Rogers County District 2 Commissioner Mike Helm has plans to recuperate costs on a drilling rig by subcontracting to area counties.
The $583,938 Casa Grande drilling rig was purchased earlier this year. 
The drill could be digging up revenue for the county but it’s the origin of the purchase that has been sparking interest.
Commonly referred to as “the bridge machine” a number of citizens have made inquiries about why the county made the purchase, what they will use it for and who is qualified to operate the machinery.
The purchase was made from Boxcer Equipment and reimbursed by the Federal Emergency Management Agency (FEMA) under the Keetonville Road alternative project.
The intent of the purchase was to provide equipment to be used for drilling piers for bridge projects, according to Helm.
“To build our bridges we have to hire someone to drill pilot holes,” Helm said.
For example, when there are about 16 holes on a project, the cost could be approximately $45,000 plus crane rental, according to Helm.
“With this drill, this cost doesn’t exist,” Helm said.
Helm also explained that employees would be attending training to operate the equipment.
Recently Helm has also been promoting another use for the equipment.
The rig could be rented to area counties, producing revenue for Rogers County.
This would include labor charges for the time Rogers County employees would use to run the equipment for those agencies, according to Helm.
Helm’s plan is to work with the Circuit Engineering District to offer the service.
“We, the CED, would set up a rental with the CED for other counties, including the hours and operation costs for running the machine,” Helm said.
In addition, John Bickensderfer of Guy Engineering promoted the equipment rental on behalf of Helm via email to several local county commissioners.
“Commissioner Mike Helm’s District 2 is the proud owner of a drilling rig,” Bickensderfer wrote. “Commissioner Helm is working on establishing an hourly rate for drilling foundations for other counties.”
Rogers County also planned to promote the equipment in the Rogers County newsletter with the help of Public Information Officer Kristen Bergman.
Bergman, whom was paid approximately $12,000 from t-highway funds to help with public relations, was asked to include pictures and information about the rig in the August newsletter, according to emails.
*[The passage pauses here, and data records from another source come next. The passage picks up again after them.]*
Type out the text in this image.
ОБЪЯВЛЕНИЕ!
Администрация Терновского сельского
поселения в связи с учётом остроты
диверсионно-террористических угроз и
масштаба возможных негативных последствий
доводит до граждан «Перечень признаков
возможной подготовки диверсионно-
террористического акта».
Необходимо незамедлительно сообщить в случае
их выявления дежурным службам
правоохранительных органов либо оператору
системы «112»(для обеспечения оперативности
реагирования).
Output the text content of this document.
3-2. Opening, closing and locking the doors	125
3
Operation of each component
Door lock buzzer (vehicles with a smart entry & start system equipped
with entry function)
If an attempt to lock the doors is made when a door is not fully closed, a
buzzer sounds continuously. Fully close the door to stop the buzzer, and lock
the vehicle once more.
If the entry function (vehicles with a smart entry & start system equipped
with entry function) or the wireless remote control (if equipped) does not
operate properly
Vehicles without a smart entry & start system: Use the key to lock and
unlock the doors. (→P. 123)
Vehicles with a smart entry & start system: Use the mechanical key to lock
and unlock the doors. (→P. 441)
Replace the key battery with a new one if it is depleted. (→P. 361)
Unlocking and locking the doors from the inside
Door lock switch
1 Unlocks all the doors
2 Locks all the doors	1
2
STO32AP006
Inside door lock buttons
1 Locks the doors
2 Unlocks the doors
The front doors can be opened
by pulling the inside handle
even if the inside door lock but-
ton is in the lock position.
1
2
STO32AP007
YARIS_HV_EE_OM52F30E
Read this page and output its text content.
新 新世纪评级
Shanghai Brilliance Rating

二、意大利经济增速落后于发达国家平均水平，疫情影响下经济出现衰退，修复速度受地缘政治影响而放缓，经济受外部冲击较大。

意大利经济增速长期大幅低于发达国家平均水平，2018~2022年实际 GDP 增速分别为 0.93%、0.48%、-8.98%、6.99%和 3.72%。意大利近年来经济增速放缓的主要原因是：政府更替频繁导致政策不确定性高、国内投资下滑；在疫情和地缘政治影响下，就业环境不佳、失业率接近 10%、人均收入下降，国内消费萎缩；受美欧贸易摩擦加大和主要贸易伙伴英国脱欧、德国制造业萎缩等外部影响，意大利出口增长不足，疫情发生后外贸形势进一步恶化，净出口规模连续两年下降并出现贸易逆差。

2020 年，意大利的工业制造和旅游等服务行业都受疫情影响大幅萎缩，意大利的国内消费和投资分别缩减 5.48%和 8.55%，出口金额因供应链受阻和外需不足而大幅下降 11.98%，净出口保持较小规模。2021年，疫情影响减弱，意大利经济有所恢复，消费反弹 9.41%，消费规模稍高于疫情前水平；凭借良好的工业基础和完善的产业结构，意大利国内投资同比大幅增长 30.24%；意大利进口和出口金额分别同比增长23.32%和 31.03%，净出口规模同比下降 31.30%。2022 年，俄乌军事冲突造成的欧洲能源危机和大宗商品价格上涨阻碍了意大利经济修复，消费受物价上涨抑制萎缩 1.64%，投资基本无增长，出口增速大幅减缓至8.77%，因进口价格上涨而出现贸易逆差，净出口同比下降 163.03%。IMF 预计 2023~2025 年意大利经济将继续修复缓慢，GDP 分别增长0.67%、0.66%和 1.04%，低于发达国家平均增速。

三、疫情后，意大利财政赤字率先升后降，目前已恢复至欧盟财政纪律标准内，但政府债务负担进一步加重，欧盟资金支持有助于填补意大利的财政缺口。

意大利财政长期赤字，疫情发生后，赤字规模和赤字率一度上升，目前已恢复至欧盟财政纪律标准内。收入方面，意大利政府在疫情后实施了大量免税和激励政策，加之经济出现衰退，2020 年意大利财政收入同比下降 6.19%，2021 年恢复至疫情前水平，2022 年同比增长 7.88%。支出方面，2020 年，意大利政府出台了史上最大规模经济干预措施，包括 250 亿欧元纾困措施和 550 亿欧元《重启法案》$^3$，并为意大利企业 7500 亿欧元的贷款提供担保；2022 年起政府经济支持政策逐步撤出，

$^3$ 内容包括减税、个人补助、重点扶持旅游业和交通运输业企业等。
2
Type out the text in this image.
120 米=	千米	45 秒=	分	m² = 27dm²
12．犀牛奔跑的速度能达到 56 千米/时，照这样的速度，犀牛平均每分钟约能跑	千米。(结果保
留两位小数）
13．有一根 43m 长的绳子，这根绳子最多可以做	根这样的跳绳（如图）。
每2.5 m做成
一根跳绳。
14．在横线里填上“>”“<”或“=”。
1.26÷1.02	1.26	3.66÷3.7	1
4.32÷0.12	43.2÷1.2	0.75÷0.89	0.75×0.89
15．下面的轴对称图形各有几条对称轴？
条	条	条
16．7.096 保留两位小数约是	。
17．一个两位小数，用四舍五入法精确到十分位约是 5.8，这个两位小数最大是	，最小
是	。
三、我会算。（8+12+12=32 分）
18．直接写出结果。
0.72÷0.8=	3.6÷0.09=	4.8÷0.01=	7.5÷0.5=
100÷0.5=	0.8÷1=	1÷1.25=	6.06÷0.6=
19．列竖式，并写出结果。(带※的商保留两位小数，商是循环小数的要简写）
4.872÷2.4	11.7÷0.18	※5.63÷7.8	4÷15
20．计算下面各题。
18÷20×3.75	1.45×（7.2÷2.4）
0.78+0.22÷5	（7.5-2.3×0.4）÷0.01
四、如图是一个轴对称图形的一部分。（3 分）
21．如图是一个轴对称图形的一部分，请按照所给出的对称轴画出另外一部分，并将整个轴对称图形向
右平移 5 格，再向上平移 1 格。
In addition to those services, Bergman was asked to provide information to help with Helm’s recent re-election campaign, according to the email correspondence.
Despite the proposal to put the machine to work, it has not been used on a project to date, according to Helm.
FEMA was contacted to determine if equipment that was purchased with federal money could be used a revenue source for Rogers County.
No response was provided by presstime.
Another issue is the way the equipment was purchased.
Helm entered into a lease purchase agreement dated Feb. 27 with Welch State Bank for $330,910.04.
Rogers County paid $250,000 as a down payment on the equipment.
The equipment was purchased from Boxcer Equipment, however originated from Venture Drilling Supply in Tahlequah.
It is not clear why Helm chose to purchase the equipment from Boxcer Equipment as it could have been purchased directly from Venture Drilling, according to Tyler Williams, Venture Drilling sales representative. 
Additionally, Venture Drilling will be the supplier for equipment training for the county, according Helm.
Officials with Venture were contacted to determine the price that was paid by Boxcer for the drill, however they would not provide the information stating contractual agreements prohibit them from doing so.
“We can quote a new rig, but it could be $20,000, $50,000 or $100,000 off the price of what they [Rogers County] paid for it,” Venture officials said.
The officials said that Boxcer Equipment could provide the information.
Boxcer Equipment was contacted but would not comment.
Upon further contact with the salesman, Williams, it was found that it is common practice for businesses to markup products for resale. 
“That piece of equipment was brand new,” Williams said. 
Boxcer Equipment likely added a 10 to 15 percent mark up on the equipment, according to Williams.
During the interview Williams was asked about his involvement in the purchase.
His response was limited, but Williams also explained Helm’s proposed use of the equipment.
“Their idea was to rent it out and will help out other counties that did not have the big equipment.”
Williams did not offer any further explanation of why the equipment was not bought directly from Venture.